In diesem wundervollen Video erklärt der britische Journalist und Umweltaktivist George Monbiot, wie die Rückkehr der Wölfe den US-Nationalpark Yellowstone verändert hat. Sogar die Flüsse haben ihren Lauf angepasst. (Video: Sustainable Human)

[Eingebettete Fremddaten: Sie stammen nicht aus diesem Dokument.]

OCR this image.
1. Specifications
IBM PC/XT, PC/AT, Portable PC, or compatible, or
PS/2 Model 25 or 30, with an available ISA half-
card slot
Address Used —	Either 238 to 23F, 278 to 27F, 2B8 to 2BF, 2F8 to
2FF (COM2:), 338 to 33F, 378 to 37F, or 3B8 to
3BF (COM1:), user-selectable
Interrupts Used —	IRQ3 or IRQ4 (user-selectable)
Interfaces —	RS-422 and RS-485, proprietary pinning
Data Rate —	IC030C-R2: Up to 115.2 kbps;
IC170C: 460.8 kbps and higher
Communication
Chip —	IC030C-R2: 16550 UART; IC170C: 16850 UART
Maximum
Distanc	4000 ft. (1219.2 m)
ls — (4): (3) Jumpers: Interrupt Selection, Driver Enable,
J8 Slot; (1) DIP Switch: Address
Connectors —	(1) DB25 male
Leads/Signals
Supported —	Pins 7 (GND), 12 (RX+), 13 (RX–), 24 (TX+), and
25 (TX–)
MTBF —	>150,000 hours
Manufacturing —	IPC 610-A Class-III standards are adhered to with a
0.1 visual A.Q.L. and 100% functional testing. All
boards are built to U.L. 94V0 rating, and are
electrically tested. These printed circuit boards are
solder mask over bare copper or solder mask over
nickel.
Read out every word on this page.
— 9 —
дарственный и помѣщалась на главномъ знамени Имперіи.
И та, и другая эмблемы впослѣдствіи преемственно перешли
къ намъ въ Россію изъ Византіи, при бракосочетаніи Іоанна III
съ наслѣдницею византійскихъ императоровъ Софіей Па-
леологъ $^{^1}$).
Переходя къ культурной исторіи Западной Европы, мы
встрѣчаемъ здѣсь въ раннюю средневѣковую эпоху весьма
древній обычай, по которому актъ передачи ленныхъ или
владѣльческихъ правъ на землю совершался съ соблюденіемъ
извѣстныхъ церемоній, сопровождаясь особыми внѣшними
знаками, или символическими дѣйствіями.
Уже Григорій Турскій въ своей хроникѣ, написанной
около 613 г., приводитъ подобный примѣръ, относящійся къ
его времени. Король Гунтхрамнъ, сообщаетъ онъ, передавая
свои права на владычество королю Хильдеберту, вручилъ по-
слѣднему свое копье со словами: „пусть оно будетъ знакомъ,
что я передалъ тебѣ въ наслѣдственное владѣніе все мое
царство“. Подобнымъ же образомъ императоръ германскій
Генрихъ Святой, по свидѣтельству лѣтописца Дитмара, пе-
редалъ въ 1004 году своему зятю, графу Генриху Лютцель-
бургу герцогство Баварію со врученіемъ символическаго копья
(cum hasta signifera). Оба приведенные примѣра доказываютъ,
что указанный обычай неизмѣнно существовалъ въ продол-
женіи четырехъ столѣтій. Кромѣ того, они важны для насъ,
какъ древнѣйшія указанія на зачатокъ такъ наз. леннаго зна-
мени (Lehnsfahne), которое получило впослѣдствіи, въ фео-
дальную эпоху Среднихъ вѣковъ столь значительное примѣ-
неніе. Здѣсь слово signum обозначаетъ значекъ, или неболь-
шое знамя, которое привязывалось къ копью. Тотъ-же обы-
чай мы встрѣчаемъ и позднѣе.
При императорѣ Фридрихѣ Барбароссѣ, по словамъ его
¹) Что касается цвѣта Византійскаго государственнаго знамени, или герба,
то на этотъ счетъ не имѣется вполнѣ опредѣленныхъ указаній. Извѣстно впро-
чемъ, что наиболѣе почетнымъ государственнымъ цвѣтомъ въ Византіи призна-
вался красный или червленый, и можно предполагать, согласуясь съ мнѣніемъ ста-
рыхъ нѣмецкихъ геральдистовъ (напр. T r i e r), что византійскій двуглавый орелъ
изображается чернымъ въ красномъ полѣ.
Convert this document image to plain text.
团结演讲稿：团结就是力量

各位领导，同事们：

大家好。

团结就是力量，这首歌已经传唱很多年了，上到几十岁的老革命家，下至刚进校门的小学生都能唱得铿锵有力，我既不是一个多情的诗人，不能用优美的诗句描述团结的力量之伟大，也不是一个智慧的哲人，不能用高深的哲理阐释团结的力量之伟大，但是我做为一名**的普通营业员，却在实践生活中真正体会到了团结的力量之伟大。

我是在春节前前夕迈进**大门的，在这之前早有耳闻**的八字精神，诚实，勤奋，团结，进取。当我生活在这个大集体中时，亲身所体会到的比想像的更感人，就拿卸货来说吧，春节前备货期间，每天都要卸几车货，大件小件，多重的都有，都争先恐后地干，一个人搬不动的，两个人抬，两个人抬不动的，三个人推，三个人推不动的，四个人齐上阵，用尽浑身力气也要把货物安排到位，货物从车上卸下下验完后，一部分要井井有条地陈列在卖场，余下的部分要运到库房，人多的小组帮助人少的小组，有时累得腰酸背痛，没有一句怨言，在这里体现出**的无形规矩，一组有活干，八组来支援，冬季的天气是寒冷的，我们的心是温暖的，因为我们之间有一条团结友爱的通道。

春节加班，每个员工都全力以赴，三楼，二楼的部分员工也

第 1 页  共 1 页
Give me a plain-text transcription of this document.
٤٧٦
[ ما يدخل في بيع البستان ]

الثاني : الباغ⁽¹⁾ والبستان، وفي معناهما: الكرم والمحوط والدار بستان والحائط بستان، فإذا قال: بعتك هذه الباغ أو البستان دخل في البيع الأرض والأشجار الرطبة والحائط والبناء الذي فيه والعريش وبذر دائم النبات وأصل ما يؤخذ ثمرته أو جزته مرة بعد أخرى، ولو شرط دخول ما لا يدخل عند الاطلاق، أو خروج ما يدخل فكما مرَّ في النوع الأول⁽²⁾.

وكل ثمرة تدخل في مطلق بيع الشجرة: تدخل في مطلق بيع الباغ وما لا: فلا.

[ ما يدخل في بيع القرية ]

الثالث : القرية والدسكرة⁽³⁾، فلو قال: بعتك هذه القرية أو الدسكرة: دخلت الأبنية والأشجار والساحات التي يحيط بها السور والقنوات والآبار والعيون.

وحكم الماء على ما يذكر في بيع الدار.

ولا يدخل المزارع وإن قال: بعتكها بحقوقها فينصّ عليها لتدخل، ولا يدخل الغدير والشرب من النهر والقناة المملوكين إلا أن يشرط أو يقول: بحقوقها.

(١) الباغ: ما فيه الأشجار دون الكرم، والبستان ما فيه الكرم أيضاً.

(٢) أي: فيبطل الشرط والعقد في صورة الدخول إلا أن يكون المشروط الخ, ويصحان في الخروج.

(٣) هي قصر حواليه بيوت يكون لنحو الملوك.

Die SED-Studie zeigt frappante Unterschiede zwischen einer Zwei-Grad- und einer 1,5-Grad-Welt: „Die meisten Tier- und Pflanzenarten könnten sich an die Geschwindigkeit der Klimaerwärmung anpassen. Bis zur Hälfte der Korallenriffe könnte gerettet werden. Der Anstieg des Meeresspiegels könnte unter einem Meter bleiben. Ein Teil des Eises am Nordpol könnte erhalten bleiben“ und die Folgen der Versauerung der Meere bliebe auf einem „moderaten Niveau“. [1 s. Para 110 auf S. 31] Ausserdem kommt die SED-Studie zum Schluss, dass das 1,5-Grad-Ziel noch erreichbar ist. Voraussetzung ist allerdings, dass die Treibhausgasemissionen sehr viel schneller sinken als bei einem Zwei-Grad-Ziel. [1 s. Para 114 auf S. 32] Dies wäre teurer. Doch hier gibt eine andere Studie Entwarnung: Die Einhaltung des Zwei-Grad-Ziels kostet die Welt rund 0,06 Prozentpunkte Wachstum pro Jahr. Die Einhaltung des 1,5-Grad-Ziels hingegen ist doppelt so teuer und kostet folglich 0,12 Prozentpunkte pro Jahr. [2] Statt um 3,1 Prozent wäre die Weltwirtschaft letztes Jahr folglich nur um drei Prozent gewachsen, wenn sie im Jahr 2015 auf einem Entwicklungspfad gewesen wäre, der mit dem 1,5-Grad-Ziel kompatiblen ist. Dieser Unterschied ist so klein, dass er vor dem Hintergrundrauschen von Börsenkursen, Rohstoffpreisen, Wechseelkursen, Kriegen und sonstigen Krisen kaum noch erfassbar ist.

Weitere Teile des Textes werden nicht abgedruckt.